Prior to adjournment, the BOE talked about how much money they need to consider for masks and sanitation products amid the COVID-19 pandemic for any in-person instruction that may take place this school year.
Yates said there will be a meeting between Baker, assistant principals and custodians to discuss the bulk purchase of safety and cleaning supplies so every school will be using the same products.
Regarding masks, they have looked at both cloth and disposable masks. The main concern which was voiced by Yates was the washing of cloth masks daily by parents or students. One suggestion, made by Beckworth and Eldreth was the schools washing masks for students.
North Carolina Governor Roy Cooper is expected to announce the chosen plan for the reopening of the state’s schools by July 1. At this time, each school system will then determine whether or not it will be able to return to instruction under that plan.
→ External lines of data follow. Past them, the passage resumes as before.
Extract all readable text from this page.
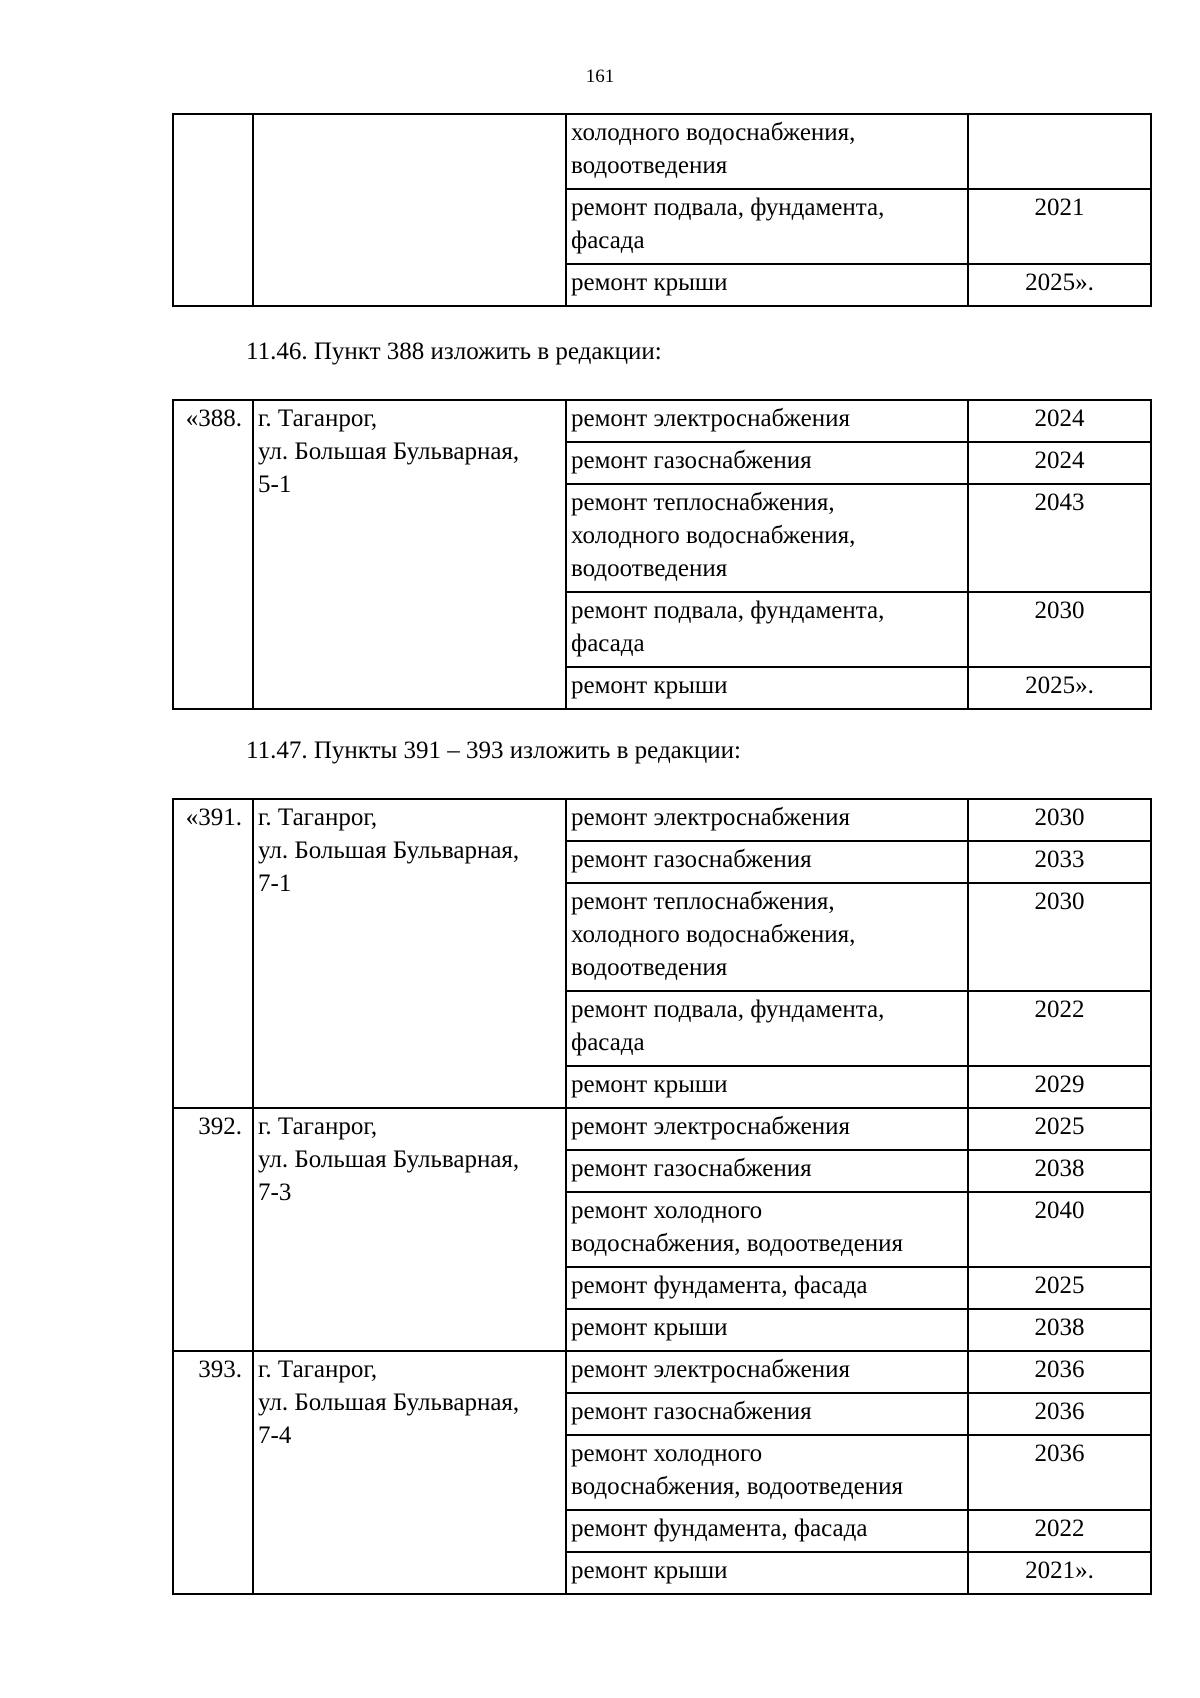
161
		холодного водоснабжения,
водоотведения	
		ремонт подвала, фундамента,
фасада	2021
		ремонт крыши	2025».
11.46. Пункт 388 изложить в редакции:
«388.	г. Таганрог,
ул. Большая Бульварная,
5-1	ремонт электроснабжения	2024
		ремонт газоснабжения	2024
		ремонт теплоснабжения,
холодного водоснабжения,
водоотведения	2043
		ремонт подвала, фундамента,
фасада	2030
		ремонт крыши	2025».
11.47. Пункты 391 – 393 изложить в редакции:
«391.	г. Таганрог,
ул. Большая Бульварная,
7-1	ремонт электроснабжения	2030
		ремонт газоснабжения	2033
		ремонт теплоснабжения,
холодного водоснабжения,
водоотведения	2030
		ремонт подвала, фундамента,
фасада	2022
		ремонт крыши	2029
392.	г. Таганрог,
ул. Большая Бульварная,
7-3	ремонт электроснабжения	2025
		ремонт газоснабжения	2038
		ремонт холодного
водоснабжения, водоотведения	2040
		ремонт фундамента, фасада	2025
		ремонт крыши	2038
393.	г. Таганрог,
ул. Большая Бульварная,
7-4	ремонт электроснабжения	2036
		ремонт газоснабжения	2036
		ремонт холодного
водоснабжения, водоотведения	2036
		ремонт фундамента, фасада	2022
		ремонт крыши	2021».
Cox said the school system will need to be prepared for any of the three plans because at any time, the state could require schools to operate under a more restrictive plan.
Yates said schools can opt for either the plan announced by Cooper or a more restrictive plan. However, they cannot choose a less restrictive plan and if Cooper announces Plan C, it would be the only option under which schools can operate.
Regarding the results of the survey that was sent out to parents online about their child returning to school or remaining at home for instruction, Yates said it was about a 50/50 split.
“We feel like there’s enough numbers there that we’re going to have to be able to offer some options for those students,” Yates said.
Students will need to decide between the two options and stick with it if given the option to physically attend school or complete their instruction at home.
Teachers will not be responsible for teaching classes virtually and in-person. Yates said staff will need to be repurposed and there will be designated teachers that would teach remotely.
Prior to adjourning, the BOE voted to approve the metal cover for the Literary Express, the parking lot repairs at the high school, the lowering of the roof of the media center at the AELC and the purchase of the activity bus.
Coldiron said the approval of these expenses totaled $143,011.